Women feared him. Seriously.
He would openly chase them with his Mpingo (ebony) cane which he held like a policeman’s truncheon, although the comparison with cops is awfully, sinful. One sunny afternoon in 1981, I was strolling along Samora Avenue with a very self confident, executive woman, clever and very good company. Out of the blue, her radar picked up something; alarm and panic took over, she vanished into a shop. When I say vanish, I mean like ice under the sun. She melted. Dude, I just stood there, playing maths in my head. The man had blood-shot eyes; he ignored me and left, lips pouted, chaffing like a possessed elephant. Havoc guy.
A year later, I was in a company of two visiting white women. Keen to explore and buy Makonde carvings and enjoy Tanzanian food. We were heading towards the then popular Salamander restaurant, on the corner of Samora and Mkwepu. I smelt his sweaty odour and heard his characteristic high pitched yell.

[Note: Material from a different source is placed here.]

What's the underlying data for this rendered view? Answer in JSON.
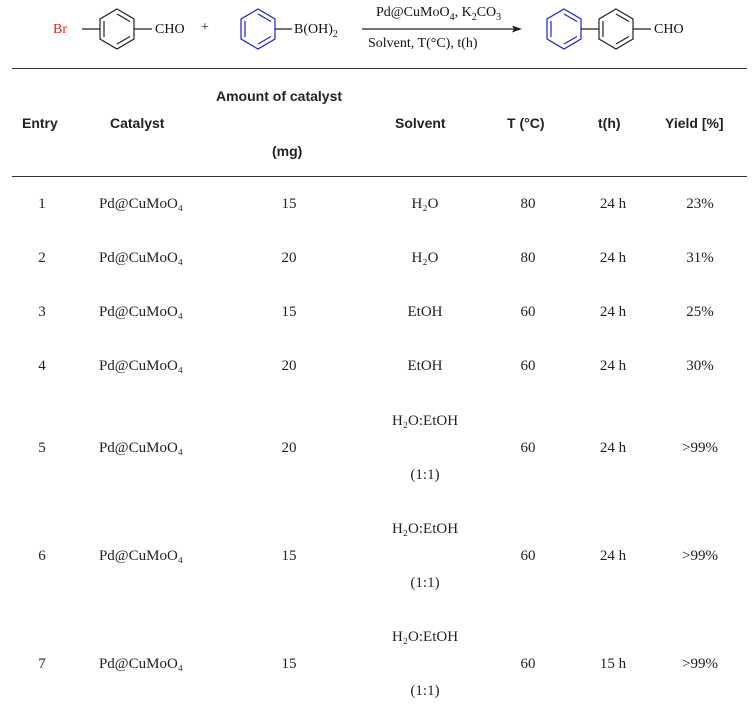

“Toka hapo! Wee, Jianajike! ” (Please note his pronunciation of women).
The visitors did not understand what was going on. I sternly told him to get lost. Cowering like a domesticated wolf, the bulldozer sauntered off. A heated discussion followed after, as we relaxed at Salamander. Did bulldozer despise women, yet, respect fellow men?
Picture of Mona, daughter of Expatriate friends in Dar es Salaam in 1982 ...around the time this episode was going on. Pic courtsey of Seema Gill
Brings us to the ongoing talk among East Africans. I was chatting to a Kenyan friend in London apropos flogging of women on their streets. I picked it up from fellow Citizen Columnist, Onyango Obbo, the Ugandan born journalist, last week. Hot weather now. You cannot go to Uganda because of recent “pornography” laws, which does not allow showing parts of the body intended to “cause sexual excitement.” Nor in Kenya where mobs might attack you since your pants are too short. Solution, suggests Obbo (hilariously), is to visit gorillas of Rwanda. Peace.
But then comes another Citizen writer, Esther Mngodo, “Free to Wear what we want” ... keeping the fire with legal, cultural, academic questions. Upcoming Tanzanian poet, Sandra Mushi, has a poem titled “Mine”, in her recent book.
“But you know what?
My short skirt
Is not an invitation
My tight pants
Are not a provocation
Or an indication
That I want it
Or I will give it
Or that I am a hooker...”
This is suddenly turning into a volcano. Has already exploded in the Middle East, among Arab women; the whole spectrum of freedom, to be precise. In Tunisia, a group of women from various nationalities, picketed with bare breasts. A provocative picture of six of them waving placards proclaiming “Freedom to All Women”, “Arab Women Against Islam”, No Masters No Slaves”, etc, as part of efforts to side and free Amina is currently on the internet. Who is Amina?
Amina Tyler (Sboui) had protested by showing half of her naked torso on Facebook; defending the right to freedom (My body is mine). A “fatwa” was issued by Imam Del Almi. Hundred lashes plus death by public stoning. While in prison, international protests via the “Free Amina Movement” kicked off. Ms Sboui has since been released but jailed with another charge.
Meanwhile, British born Iranian, Ghoncheh Ghavami, was imprisoned for fighting for the rights of Iranian women to watch men playing volleyball. It is legally allowed but prohibited, by custom, i.e. Culture.
So, various struggles for women continue, while discussions keep boiling. My take on this is simple. We are all involved. Any extreme approaches to chase, flog or prohibit will keep inflaming things. That horrific, mad man who used to parade Samora Avenue with a Mpingo stick (wonder if he is still alive?) offers us clues as to what is wrong with our modern societies.